За аилом мы разделились на кучки по нескольку человек и поехали в разные стороны. У меня под седлом был племенной жеребец, горячий, поджимистый, в побежку просился. Я дала ему повод. Помню, перемахнула через большак и направилась в сторону гор. За мной скакали еще двое наших. Вдруг оглянулась — нет их. То ли они свернули в сторону, то ли я свернула. Ошибиться было не мудрено: луна хоть и просвечивала, но свет ее был обманчив — шагах в двадцати все сливалось в темную мглу.
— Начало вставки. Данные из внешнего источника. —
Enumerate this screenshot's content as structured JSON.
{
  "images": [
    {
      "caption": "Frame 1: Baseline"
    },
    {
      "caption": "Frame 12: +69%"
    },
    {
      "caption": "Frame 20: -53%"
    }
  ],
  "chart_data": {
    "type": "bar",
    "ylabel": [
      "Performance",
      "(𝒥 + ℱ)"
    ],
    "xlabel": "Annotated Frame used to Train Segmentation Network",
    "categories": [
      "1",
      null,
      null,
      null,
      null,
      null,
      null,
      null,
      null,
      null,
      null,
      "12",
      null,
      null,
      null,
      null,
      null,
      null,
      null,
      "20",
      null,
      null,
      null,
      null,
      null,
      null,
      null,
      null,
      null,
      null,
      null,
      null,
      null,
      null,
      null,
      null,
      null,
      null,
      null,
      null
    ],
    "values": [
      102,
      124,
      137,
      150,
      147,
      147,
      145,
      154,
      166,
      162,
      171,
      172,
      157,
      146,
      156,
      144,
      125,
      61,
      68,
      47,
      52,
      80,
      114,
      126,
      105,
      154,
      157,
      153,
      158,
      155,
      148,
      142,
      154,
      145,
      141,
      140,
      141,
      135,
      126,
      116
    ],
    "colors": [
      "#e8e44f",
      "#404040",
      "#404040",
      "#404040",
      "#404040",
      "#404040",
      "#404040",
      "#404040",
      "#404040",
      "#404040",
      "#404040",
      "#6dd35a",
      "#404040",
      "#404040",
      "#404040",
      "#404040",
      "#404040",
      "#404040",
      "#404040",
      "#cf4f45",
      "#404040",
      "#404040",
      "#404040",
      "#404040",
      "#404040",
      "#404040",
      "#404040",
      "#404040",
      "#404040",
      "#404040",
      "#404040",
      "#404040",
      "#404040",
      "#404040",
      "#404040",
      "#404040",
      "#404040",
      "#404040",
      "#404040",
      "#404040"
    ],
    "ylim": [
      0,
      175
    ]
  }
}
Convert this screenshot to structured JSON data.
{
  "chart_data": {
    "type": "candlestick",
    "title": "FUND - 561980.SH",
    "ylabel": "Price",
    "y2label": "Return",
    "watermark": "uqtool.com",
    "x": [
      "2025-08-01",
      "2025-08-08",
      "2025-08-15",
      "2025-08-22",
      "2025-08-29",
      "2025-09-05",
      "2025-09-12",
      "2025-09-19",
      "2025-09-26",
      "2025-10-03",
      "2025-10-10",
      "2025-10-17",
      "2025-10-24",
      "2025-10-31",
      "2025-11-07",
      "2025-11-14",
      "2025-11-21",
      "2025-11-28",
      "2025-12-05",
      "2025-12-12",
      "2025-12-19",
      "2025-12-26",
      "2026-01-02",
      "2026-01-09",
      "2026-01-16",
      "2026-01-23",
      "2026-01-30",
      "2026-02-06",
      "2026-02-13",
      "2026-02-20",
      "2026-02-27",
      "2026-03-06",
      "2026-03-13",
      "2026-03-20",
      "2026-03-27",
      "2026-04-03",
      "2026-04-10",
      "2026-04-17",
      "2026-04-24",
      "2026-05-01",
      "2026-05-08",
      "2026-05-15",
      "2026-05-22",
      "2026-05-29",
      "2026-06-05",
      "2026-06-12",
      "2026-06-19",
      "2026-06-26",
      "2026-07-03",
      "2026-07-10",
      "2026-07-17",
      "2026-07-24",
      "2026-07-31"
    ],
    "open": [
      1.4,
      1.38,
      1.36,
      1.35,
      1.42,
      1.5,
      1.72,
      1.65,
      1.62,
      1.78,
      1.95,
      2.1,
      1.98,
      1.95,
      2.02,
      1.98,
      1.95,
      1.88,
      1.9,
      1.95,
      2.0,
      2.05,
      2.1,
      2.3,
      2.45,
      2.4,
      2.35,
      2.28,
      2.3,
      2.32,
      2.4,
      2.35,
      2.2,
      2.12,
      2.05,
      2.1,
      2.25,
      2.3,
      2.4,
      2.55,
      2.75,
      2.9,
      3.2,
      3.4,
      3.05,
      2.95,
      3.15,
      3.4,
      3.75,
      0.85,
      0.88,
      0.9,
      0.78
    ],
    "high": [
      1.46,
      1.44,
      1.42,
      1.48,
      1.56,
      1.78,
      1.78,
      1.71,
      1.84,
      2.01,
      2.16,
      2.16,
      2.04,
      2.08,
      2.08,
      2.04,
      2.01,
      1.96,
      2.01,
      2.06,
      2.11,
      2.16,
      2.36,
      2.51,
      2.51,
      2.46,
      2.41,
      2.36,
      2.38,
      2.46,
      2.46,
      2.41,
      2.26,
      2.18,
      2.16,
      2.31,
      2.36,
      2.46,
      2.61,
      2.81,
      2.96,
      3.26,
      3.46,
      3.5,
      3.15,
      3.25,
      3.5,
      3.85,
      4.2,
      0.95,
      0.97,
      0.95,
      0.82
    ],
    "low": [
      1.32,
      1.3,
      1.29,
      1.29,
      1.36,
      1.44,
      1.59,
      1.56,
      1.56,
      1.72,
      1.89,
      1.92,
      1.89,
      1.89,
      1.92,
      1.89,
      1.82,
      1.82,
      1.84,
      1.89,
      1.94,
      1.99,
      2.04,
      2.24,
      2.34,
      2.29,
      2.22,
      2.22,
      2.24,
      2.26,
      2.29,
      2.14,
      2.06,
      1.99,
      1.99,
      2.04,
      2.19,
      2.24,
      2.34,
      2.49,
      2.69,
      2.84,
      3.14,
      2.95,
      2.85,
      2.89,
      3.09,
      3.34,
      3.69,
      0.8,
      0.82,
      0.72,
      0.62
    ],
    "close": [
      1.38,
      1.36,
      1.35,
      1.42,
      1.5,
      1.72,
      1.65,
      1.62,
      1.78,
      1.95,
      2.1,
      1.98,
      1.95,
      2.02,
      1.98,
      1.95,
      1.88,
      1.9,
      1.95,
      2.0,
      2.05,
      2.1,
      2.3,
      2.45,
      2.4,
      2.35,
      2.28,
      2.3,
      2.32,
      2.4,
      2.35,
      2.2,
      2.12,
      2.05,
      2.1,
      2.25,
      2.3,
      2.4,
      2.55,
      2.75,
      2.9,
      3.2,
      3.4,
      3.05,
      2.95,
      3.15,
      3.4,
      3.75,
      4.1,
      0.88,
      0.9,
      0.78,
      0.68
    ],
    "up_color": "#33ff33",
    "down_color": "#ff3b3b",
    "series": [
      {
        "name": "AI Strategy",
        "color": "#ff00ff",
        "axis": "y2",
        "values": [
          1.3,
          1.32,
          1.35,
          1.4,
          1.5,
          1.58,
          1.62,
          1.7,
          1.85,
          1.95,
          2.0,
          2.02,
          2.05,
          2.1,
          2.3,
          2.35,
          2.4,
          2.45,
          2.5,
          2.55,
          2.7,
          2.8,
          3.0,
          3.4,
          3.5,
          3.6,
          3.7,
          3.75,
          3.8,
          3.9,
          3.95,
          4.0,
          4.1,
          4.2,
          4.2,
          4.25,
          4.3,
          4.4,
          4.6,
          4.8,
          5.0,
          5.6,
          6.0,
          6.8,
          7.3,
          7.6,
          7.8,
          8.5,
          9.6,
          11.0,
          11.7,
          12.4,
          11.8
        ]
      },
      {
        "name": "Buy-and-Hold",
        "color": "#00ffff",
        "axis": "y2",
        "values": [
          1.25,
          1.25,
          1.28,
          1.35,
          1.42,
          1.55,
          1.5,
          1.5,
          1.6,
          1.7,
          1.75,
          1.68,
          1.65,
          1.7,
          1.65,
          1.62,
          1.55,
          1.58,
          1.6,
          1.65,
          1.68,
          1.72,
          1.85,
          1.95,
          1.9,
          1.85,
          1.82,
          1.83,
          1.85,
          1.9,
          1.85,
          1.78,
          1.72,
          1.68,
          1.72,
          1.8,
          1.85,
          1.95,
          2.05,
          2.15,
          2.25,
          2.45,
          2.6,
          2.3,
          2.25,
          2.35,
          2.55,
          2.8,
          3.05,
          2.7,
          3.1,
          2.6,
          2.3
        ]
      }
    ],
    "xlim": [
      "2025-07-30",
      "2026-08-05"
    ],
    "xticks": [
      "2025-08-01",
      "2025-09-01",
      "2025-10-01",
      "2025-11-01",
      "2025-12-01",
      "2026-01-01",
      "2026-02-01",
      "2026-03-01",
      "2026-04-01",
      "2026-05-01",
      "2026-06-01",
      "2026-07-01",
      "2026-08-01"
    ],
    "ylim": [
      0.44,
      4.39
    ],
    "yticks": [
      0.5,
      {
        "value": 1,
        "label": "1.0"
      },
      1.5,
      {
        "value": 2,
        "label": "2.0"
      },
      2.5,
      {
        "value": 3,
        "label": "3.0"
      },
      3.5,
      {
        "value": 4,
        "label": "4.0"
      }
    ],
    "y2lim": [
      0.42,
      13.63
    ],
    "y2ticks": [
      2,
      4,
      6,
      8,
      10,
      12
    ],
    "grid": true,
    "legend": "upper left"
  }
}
Но не об этом думала я тогда: только бы догнать конокрадов; так досадно и обидно было, что не замечала, куда уносит меня конь, и когда он внезапно остановился, смотрю — впереди глубокий овраг. Под самыми горами очутилась. Луна осторожно шла над темным хребтом, звезды туманились. Вокруг ни огонька. Понизу скользил порывистый ветерок, шевелил сухостойные кураи, тонко посвистывал. На развалинах старой глинобитной гробницы перекликались совы.
Я спустилась на коне в овраг. Ничего не слышно. Только вспугнула лисицу. Она выскочила из камыша и понеслась, сизо-голубая в лунном свете. Больше никого не видать кругом.
Я повернула в аил. Ехала над обрывом и вспоминала: поговаривают, что Дженшенкул — был у нас такой в аиле — сбежал из армии, что с ним двое таких же, как сам он, дружков откуда-то с Желтой равнины и что прячутся они в горах. Я не очень-то верила этим слухам. Не понимала я, как можно прятать свою голову, когда все в опасности. Выходит, что кто-то должен идти сражаться, погибать, а кто-то может отсиживаться за его спиной? Нет, вряд ли кто пойдет на такое бесстыдство, думала я. А тут вдруг усомнилась. В аиле мы все знаем друг друга, как пять своих пальцев. Вроде не было людей, которые могли бы пойти на конокрадство. Да и конь не иголка, в воротнике его не припрячешь. Тем более сразу трех лошадей. Значит, воры пришли откуда-то. Должно быть, сейчас, как волки, рыскают в горах и в степи. Если правда, что Дженшенкул в бегах, то, пожалуй, это дело его рук, думалось мне. Однако уверенности в этом не было: как-никак не пойман — не вор, а видеть никто не видел.
Три лошади — упряжка одного двухлемешного плуга. Упряжь эту мы восстановили с горем пополам, объездили молодняк, четверку, запрягли в плуг. Жаль, но ничего не поделаешь. А тут нагрянула посевная, и началось такое, что не до воров было и не до самого бога. Это была, пожалуй, самая тяжелая весна в моей жизни. Народ что — народ не виноват. Люди хотели работать и старались, но с пустым желудком не очень-то наработаешь. Того, что прежде за день делали, теперь на неделю хватало. Запаздывали работы, затягивалась посевная. А тут еще беда — семян в колхозе нет. Уж мы до зернышка вымели, выскребли закрома, кое-как свели концы с концами, но план бригады все же выполнили.
В эти дни я крепко призадумалась над нашей жизнью. На трудодни мы ничего не получали, что было из прежних запасов, давно съели. Как быть? По миру расходиться, разбрестись куда глаза глядят? Нет, это значит потерять себя. Ну что же дальше? Хорошо, дотянем до осени, перебьемся зиму, а там опять же весна и опять же придется заставлять работать полуголодных, ослабевших людей. И не работать нельзя.
По-всякому думала я, ночей не спала, и осенила меня мысль такая: распахать залежь — была у нас небольшая на отшибе, — с тем чтобы урожай поделить по семьям. Посоветовалась с председателем, до района дошла, объяснила, что план мы свой выполнили, а это сверх плана, своими силами, специально для себя на трудодни, поддержать чтобы народ. Кто-то мне из-за стола бросил:
— Ты сталинский устав колхоза нарушаешь!
Я не утерпела:
— А пусть он провалится, этот устав!